Disney’s move mirrors that of Netflix, which began its password-sharing crackdown last year and started its enforcement in May. Disney is expected to tread a similar path, with CEO Bob Iger indicating that the company would unveil its new password-sharing terms by the end of the year and commence its crackdown in 2024.
How Will Disney Implement This Crackdown?
While the exact details remain under wraps, it’s speculated that Disney will gradually introduce these new rules, initially in specific markets, before expanding to larger ones, including the UK and the US. Observers believe that Disney might adopt a strategy similar to Netflix, which allows account sharing but at an additional cost or by setting up separate full-priced accounts.

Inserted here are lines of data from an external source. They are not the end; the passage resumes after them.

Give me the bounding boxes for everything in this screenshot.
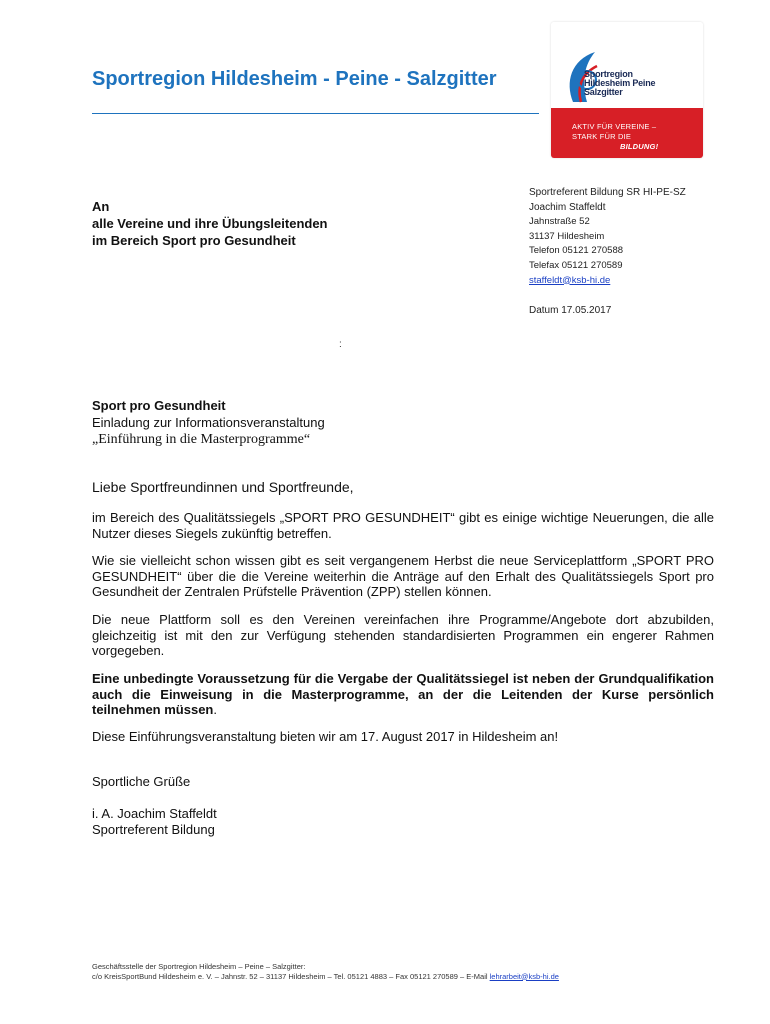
letter-date: Datum 17.05.2017 (529, 305, 612, 316)
sender-line1: Sportreferent Bildung SR HI-PE-SZ (529, 187, 686, 198)
sender-phone: Telefon 05121 270588 (529, 245, 624, 257)
sender-fax: Telefax 05121 270589 (529, 259, 623, 271)
sender-name: Joachim Staffeldt (529, 201, 606, 213)
sportregion-logo (551, 22, 703, 158)
subject-line2: Einladung zur Informationsveranstaltung (92, 415, 325, 430)
signature-role: Sportreferent Bildung (92, 822, 215, 837)
subject-block (92, 397, 325, 448)
logo-wordmark: Sportregion Hildesheim Peine Salzgitter (584, 69, 656, 97)
sender-city: 31137 Hildesheim (529, 230, 605, 242)
sender-street: Jahnstraße 52 (529, 216, 590, 228)
footer-email-link[interactable]: lehrarbeit@ksb-hi.de (489, 971, 559, 981)
paragraph-3: Die neue Plattform soll es den Vereinen vereinfachen ihre Programme/Angebote dort abzubilden, gleichzeitig ist mit den zur Verfügung stehenden standardisierten Programmen ein engerer Rahmen vorgegeben. (92, 612, 714, 658)
subject-line3: „Einführung in die Masterprogramme“ (92, 432, 311, 447)
separator-mark: : (339, 339, 342, 350)
footer-line2: c/o KreisSportBund Hildesheim e. V. – Jahnstr. 52 – 31137 Hildesheim – Tel. 05121 4883 – Fax 05121 270589 – E-Mail lehrarbeit@ksb-hi.de (92, 971, 559, 981)
header-rule (92, 113, 539, 114)
signature-block (92, 806, 217, 838)
letterhead-title: Sportregion Hildesheim - Peine - Salzgitter (92, 68, 497, 90)
logo-slogan: AKTIV FÜR VEREINE – STARK FÜR DIE BILDUNG! (572, 122, 659, 151)
signature-name: i. A. Joachim Staffeldt (92, 806, 217, 821)
subject-title: Sport pro Gesundheit (92, 398, 226, 413)
logo-slogan-band (551, 108, 703, 158)
paragraph-2: Wie sie vielleicht schon wissen gibt es seit vergangenem Herbst die neue Serviceplattform „SPORT PRO GESUNDHEIT“ über die die Vereine weiterhin die Anträge auf den Erhalt des Qualitätssiegels Sport pro Gesundheit der Zentralen Prüfstelle Prävention (ZPP) stellen können. (92, 553, 714, 599)
sender-block (529, 186, 686, 288)
footer-line1: Geschäftsstelle der Sportregion Hildesheim – Peine – Salzgitter: (92, 962, 306, 971)
footer (92, 962, 559, 981)
recipient-block: An alle Vereine und ihre Übungsleitenden im Bereich Sport pro Gesundheit (92, 199, 328, 248)
paragraph-5: Diese Einführungsveranstaltung bieten wir am 17. August 2017 in Hildesheim an! (92, 729, 559, 744)
closing-regards: Sportliche Grüße (92, 774, 191, 789)
paragraph-1: im Bereich des Qualitätssiegels „SPORT PRO GESUNDHEIT“ gibt es einige wichtige Neuerungen, die alle Nutzer dieses Siegels zukünftig betreffen. (92, 510, 714, 541)
paragraph-4: Eine unbedingte Voraussetzung für die Vergabe der Qualitätssiegel ist neben der Grundqualifikation auch die Einweisung in die Masterprogramme, an der die Leitenden der Kurse persönlich teilnehmen müssen. (92, 671, 714, 717)
sender-email-link[interactable]: staffeldt@ksb-hi.de (529, 274, 611, 286)
salutation: Liebe Sportfreundinnen und Sportfreunde, (92, 479, 354, 495)
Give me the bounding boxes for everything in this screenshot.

The Implications for Users:
Recent data from password manager service Bitwarden highlights that a significant number of users in the UK and the US continue to share passwords for TV streaming services, despite measures to curb this practice. With streaming platforms collecting vast amounts of user data, including location and device usage, enforcing these new rules might not be as challenging as it seems.
Furthermore, Disney’s decision to clamp down on password sharing coincides with its announcement to hike the prices of its ad-free tiers. Starting from October, Disney Plus will cost $13.99 a month, up from $10.99, and Hulu will be priced at $17.99 a month, a rise from $14.99.
The crackdown on password sharing by giants like Netflix and now Disney signals a shift in the streaming industry. As these platforms grapple with the challenge of monetizing their services, such rules might become commonplace. While this might not sit well with many users, especially those facing financial constraints, it’s a stark reminder of the evolving dynamics of the digital entertainment world.